Office- and national-level breakdowns of fully favorable vs denial rates aren't currently published by SSA in the per-office disposition data. The judge's own breakdown is the detail we have today.
Approval rate over time
Year-over-year approval rate across Judge Zahm's docket. Annual rates fluctuate with the mix of cases SSA assigns; the longer-run pattern is more informative than any single year.
Decision pattern
Over her 4 years on the bench, Judge Zahm's approval rate has shown a downward trend. Starting at 62% in 2016, the rate shifted to 51% in 2017, before moving to 35% in 2018 and 36% in 2019. This pattern reflects the evolution of the cases and evidence presented in her courtroom over time.

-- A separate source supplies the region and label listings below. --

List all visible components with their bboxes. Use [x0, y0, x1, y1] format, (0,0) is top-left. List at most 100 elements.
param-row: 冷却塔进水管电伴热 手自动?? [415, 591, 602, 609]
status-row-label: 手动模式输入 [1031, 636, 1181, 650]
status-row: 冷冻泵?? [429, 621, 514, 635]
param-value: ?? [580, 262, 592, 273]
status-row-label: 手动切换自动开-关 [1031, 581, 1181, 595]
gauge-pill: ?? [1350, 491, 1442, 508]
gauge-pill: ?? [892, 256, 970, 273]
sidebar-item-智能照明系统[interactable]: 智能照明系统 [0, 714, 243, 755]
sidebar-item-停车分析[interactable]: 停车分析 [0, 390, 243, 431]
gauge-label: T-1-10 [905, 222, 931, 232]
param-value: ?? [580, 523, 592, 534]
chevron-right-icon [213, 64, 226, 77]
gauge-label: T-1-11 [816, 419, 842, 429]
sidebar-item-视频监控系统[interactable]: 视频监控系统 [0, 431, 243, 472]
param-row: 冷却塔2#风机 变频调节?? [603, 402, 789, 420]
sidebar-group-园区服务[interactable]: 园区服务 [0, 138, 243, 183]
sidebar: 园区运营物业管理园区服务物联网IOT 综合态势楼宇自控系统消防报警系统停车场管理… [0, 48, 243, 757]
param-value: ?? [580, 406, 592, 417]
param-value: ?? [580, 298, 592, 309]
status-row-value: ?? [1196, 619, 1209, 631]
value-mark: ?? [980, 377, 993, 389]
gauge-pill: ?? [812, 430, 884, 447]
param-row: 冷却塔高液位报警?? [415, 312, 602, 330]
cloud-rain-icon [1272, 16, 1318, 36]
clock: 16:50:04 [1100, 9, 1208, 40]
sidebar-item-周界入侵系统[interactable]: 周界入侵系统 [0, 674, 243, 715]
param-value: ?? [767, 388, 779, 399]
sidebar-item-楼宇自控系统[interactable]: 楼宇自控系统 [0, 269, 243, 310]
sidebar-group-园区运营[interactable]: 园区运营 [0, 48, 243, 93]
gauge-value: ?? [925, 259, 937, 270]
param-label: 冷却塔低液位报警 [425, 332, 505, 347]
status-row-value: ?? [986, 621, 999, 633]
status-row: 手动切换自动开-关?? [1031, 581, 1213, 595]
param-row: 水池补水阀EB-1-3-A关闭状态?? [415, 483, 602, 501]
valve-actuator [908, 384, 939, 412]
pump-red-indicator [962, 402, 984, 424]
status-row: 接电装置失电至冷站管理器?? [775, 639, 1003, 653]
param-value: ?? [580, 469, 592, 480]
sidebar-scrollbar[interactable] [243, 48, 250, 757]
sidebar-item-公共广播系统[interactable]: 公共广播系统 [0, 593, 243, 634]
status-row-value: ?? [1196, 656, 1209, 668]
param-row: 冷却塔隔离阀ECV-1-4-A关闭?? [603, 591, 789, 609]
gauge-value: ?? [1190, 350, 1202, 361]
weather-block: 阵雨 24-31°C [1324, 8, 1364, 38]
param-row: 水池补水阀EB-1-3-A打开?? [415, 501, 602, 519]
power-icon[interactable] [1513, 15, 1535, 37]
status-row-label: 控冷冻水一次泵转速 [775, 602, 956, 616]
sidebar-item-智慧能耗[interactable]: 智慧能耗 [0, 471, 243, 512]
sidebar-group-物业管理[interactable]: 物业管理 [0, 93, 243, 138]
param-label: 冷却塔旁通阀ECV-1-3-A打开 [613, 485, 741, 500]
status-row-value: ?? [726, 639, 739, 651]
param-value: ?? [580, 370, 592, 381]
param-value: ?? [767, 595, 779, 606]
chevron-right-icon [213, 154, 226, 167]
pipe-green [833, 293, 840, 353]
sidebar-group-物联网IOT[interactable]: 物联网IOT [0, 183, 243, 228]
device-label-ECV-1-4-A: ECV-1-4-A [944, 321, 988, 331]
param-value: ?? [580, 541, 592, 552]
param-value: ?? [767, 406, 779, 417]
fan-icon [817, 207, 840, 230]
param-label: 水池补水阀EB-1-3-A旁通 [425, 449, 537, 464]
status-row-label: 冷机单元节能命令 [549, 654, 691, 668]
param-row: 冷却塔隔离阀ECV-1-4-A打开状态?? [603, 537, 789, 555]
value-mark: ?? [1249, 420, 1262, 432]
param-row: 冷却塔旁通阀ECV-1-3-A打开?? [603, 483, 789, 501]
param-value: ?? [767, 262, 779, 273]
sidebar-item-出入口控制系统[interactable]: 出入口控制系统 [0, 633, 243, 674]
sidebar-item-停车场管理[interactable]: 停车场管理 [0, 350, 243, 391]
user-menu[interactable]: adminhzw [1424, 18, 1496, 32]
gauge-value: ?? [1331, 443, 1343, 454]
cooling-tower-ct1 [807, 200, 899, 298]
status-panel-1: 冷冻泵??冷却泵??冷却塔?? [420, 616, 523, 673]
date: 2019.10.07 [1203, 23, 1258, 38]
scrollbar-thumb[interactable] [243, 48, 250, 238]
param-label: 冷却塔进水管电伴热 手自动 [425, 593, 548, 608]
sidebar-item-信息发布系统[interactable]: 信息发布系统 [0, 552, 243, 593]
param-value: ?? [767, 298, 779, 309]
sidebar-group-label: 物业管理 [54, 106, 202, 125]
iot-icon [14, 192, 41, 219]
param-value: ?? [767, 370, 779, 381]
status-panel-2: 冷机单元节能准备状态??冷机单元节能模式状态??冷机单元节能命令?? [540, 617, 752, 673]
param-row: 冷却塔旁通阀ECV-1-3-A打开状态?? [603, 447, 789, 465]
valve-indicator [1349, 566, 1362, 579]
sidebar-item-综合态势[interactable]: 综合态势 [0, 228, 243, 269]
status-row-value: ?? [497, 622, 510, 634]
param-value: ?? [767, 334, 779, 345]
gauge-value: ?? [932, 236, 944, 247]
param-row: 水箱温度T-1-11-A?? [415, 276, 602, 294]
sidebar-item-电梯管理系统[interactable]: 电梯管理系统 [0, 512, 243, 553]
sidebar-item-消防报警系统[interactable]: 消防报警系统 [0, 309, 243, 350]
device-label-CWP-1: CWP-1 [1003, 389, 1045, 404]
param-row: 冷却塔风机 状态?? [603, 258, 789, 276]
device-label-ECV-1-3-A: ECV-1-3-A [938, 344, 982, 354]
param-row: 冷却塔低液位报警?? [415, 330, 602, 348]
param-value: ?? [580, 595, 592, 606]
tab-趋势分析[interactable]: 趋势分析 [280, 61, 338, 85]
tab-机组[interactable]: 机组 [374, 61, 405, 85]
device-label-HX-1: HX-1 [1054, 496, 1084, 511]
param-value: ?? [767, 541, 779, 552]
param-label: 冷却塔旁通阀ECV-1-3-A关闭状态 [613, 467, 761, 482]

Preparing for an SSDI hearing
The guidance below applies to any SSDI hearing, not specifically to Judge Zahm's bench. Judge-specific preparation guidance requires a corpus of public Appeals Council decisions involving each judge, which we haven't built yet.
- Bring a clean treating-physician record. Longitudinal primary-care or specialist notes spanning the disability period, with consistent symptom documentation, are typically the strongest evidence at hearing. A single month's records usually aren't enough.
- Don't rely on consultative exams alone. If your medical evidence is built primarily around a one-time CE finding, expect detailed questioning. Supplement with treating-source statements where possible.
- Prepare for daily-activity questions. Have honest, specific answers about a typical day. Answers that conflict with the medical record (in either direction) tend to hurt credibility.
- Expect transferable-skills probing. A vocational expert will usually testify about jobs available to someone with your limitations. Your representative should be prepared to cross-examine.
Hearing with Judge Zahm? Free, confidential — see if you qualify for SSDI.
Check My BenefitsAbout the Buffalo hearing office
The Buffalo Hearing Office serves a large population across New York, managing a volume of disability claims with a bench of 6 judges. The office maintains a recent approval rate of 53%, which serves as a benchmark for the region. You should be prepared for a review of your medical records and vocational history when appearing at this office. You can find more information on the Buffalo Hearing Office page.
Other judges at this hearing office
The Social Security Administration assigns cases to judges using a workload-balancing algorithm, meaning your assignment is essentially random. Within the Buffalo Hearing Office, the bench consists of 6 judges with lifetime approval rates ranging from 45% to 54%. Because you cannot choose your judge, it is important to focus on the strength of your medical evidence. The guidance for your preparation remains consistent regardless of which judge is assigned to your case.